Hall Center For The Humanities


Lewis Hyde
Richard L. Thomas Professor of Creative Writing, Kenyon College

"Culture as Commonwealth"
Humanities Lecture Series

Tue., Aug. 25, 2009, 7:30pm
Location: Woodruff Auditorium, Kansas Union
Lewis Hyde's first and most renowned book, The Gift, has been described as "a masterpiece" and an "epiphany, in sculpted prose". An extended study of reciprocity and the role of the artist in a commercial society, The Gift remains in print more than 25 years since its first publication. In his lecture, Hyde will take us through his current work-in-progress, exploring the "cultural commons," that vast store of unowned ideas, inventions, and works of art that we have inherited from the past and that we continue to create. At present, Hyde argues, this legacy suffers from a kind of public invisibility. The free market is surrounded by a full and well-elaborated speech, but the commons is not. It is hard to be good stewards of a wealth so few can see or seem to care about.

Hyde's credits include a book of poems, This Error is the Sign of Love, the non-fiction work Trickster Makes This World, and edited volumes on the works of Vicente Aleixandre, Henry David Thoreau, and Allen Ginsberg. He has also published essays and poetry in numerous journals, including The Kenyon Review, The American Poetry Review, The Paris Review, and The Nation.

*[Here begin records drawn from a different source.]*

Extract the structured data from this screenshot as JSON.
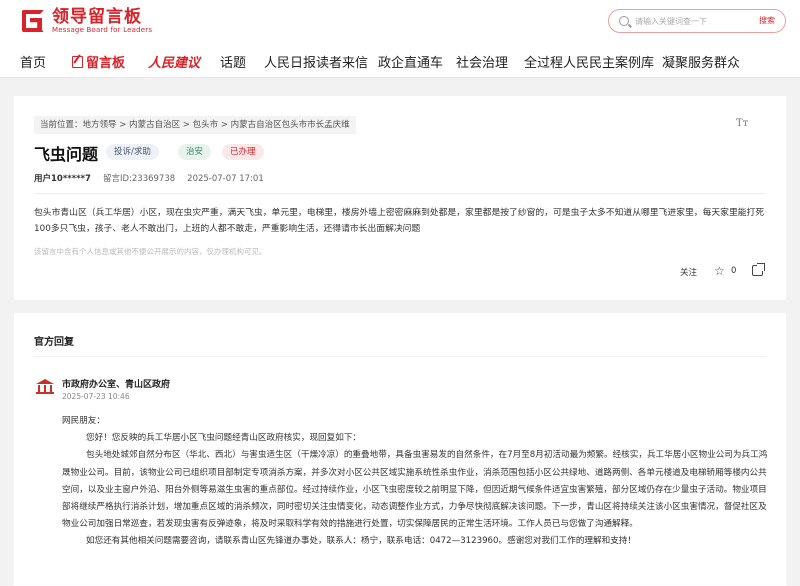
{
  "header": {
    "logo_title": "领导留言板",
    "logo_sub": "Message Board for Leaders",
    "search_placeholder": "请输入关键词查一下",
    "search_button": "搜索"
  },
  "nav": {
    "items": [
      "首页",
      "留言板",
      "人民建议",
      "话题",
      "人民日报读者来信",
      "政企直通车",
      "社会治理",
      "全过程人民民主案例库",
      "凝聚服务群众"
    ]
  },
  "message": {
    "breadcrumb_prefix": "当前位置：",
    "breadcrumb": [
      "地方领导",
      "内蒙古自治区",
      "包头市",
      "内蒙古自治区包头市市长孟庆维"
    ],
    "breadcrumb_sep": ">",
    "font_toggle": "Tт",
    "title": "飞虫问题",
    "tags": {
      "type": "投诉/求助",
      "domain": "治安",
      "status": "已办理"
    },
    "user": "用户10*****7",
    "msg_id": "留言ID:23369738",
    "date": "2025-07-07 17:01",
    "content": "包头市青山区（兵工华居）小区，现在虫灾严重，满天飞虫，单元里，电梯里，楼房外墙上密密麻麻到处都是，家里都是按了纱窗的，可是虫子太多不知道从哪里飞进家里，每天家里能打死100多只飞虫，孩子、老人不敢出门，上班的人都不敢走，严重影响生活，还得请市长出面解决问题",
    "disclaimer": "该留言中含有个人信息或其他不便公开展示的内容，仅办理机构可见。",
    "follow": "关注",
    "likes": "0"
  },
  "reply": {
    "heading": "官方回复",
    "org": "市政府办公室、青山区政府",
    "time": "2025-07-23 10:46",
    "greeting": "网民朋友：",
    "para1": "您好！您反映的兵工华居小区飞虫问题经青山区政府核实，现回复如下：",
    "para2": "包头地处城郊自然分布区（华北、西北）与害虫适生区（干燥冷凉）的重叠地带，具备虫害易发的自然条件，在7月至8月初活动最为频繁。经核实，兵工华居小区物业公司为兵工鸿晟物业公司。目前，该物业公司已组织项目部制定专项消杀方案，并多次对小区公共区域实施系统性杀虫作业，消杀范围包括小区公共绿地、道路两侧、各单元楼道及电梯轿厢等楼内公共空间，以及业主窗户外沿、阳台外侧等易滋生虫害的重点部位。经过持续作业，小区飞虫密度较之前明显下降，但因近期气候条件适宜虫害繁殖，部分区域仍存在少量虫子活动。物业项目部将继续严格执行消杀计划，增加重点区域的消杀频次，同时密切关注虫情变化，动态调整作业方式，力争尽快彻底解决该问题。下一步，青山区将持续关注该小区虫害情况，督促社区及物业公司加强日常巡查，若发现虫害有反弹迹象，将及时采取科学有效的措施进行处置，切实保障居民的正常生活环境。工作人员已与您做了沟通解释。",
    "para3": "如您还有其他相关问题需要咨询，请联系青山区先锋道办事处，联系人：杨宁，联系电话：0472—3123960。感谢您对我们工作的理解和支持！"
  }
}
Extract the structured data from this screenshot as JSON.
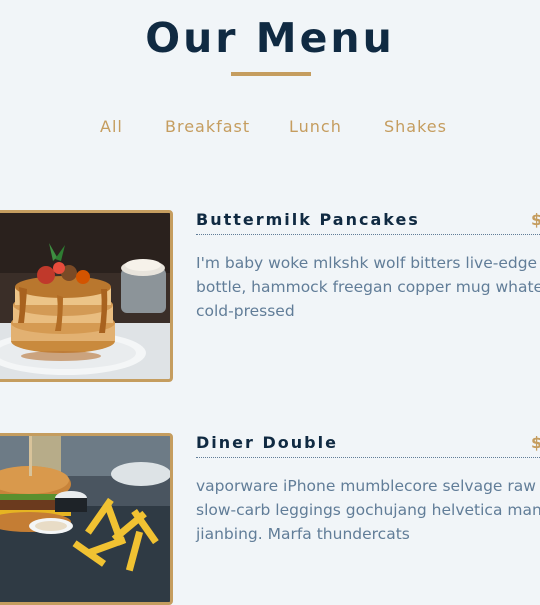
{
  "page": {
    "title": "Our Menu"
  },
  "filters": [
    {
      "label": "All"
    },
    {
      "label": "Breakfast"
    },
    {
      "label": "Lunch"
    },
    {
      "label": "Shakes"
    }
  ],
  "menu_items": [
    {
      "name": "Buttermilk Pancakes",
      "price": "$",
      "description_lines": [
        "I'm baby woke mlkshk wolf bitters live-edge blu",
        "bottle, hammock freegan copper mug whatev",
        "cold-pressed"
      ],
      "image": "pancakes-photo"
    },
    {
      "name": "Diner Double",
      "price": "$",
      "description_lines": [
        "vaporware iPhone mumblecore selvage raw d",
        "slow-carb leggings gochujang helvetica man b",
        "jianbing. Marfa thundercats"
      ],
      "image": "burger-photo"
    }
  ],
  "colors": {
    "background": "#f1f5f8",
    "accent": "#c59d5f",
    "heading": "#102a42",
    "body_text": "#617d98"
  }
}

Currently, Hyde is the Richard L. Thomas Professor of Creative Writing at Kenyon College. He previously taught writing and was director of the Creative Writing faculty at Harvard University. He has received grants from the National Endowment for the Arts, the National Endowment for the Humanities, the Lannan Foundation, and the Guggenheim Foundation. Hyde is a 1991 recipient of the prestigious MacArthur Fellowship.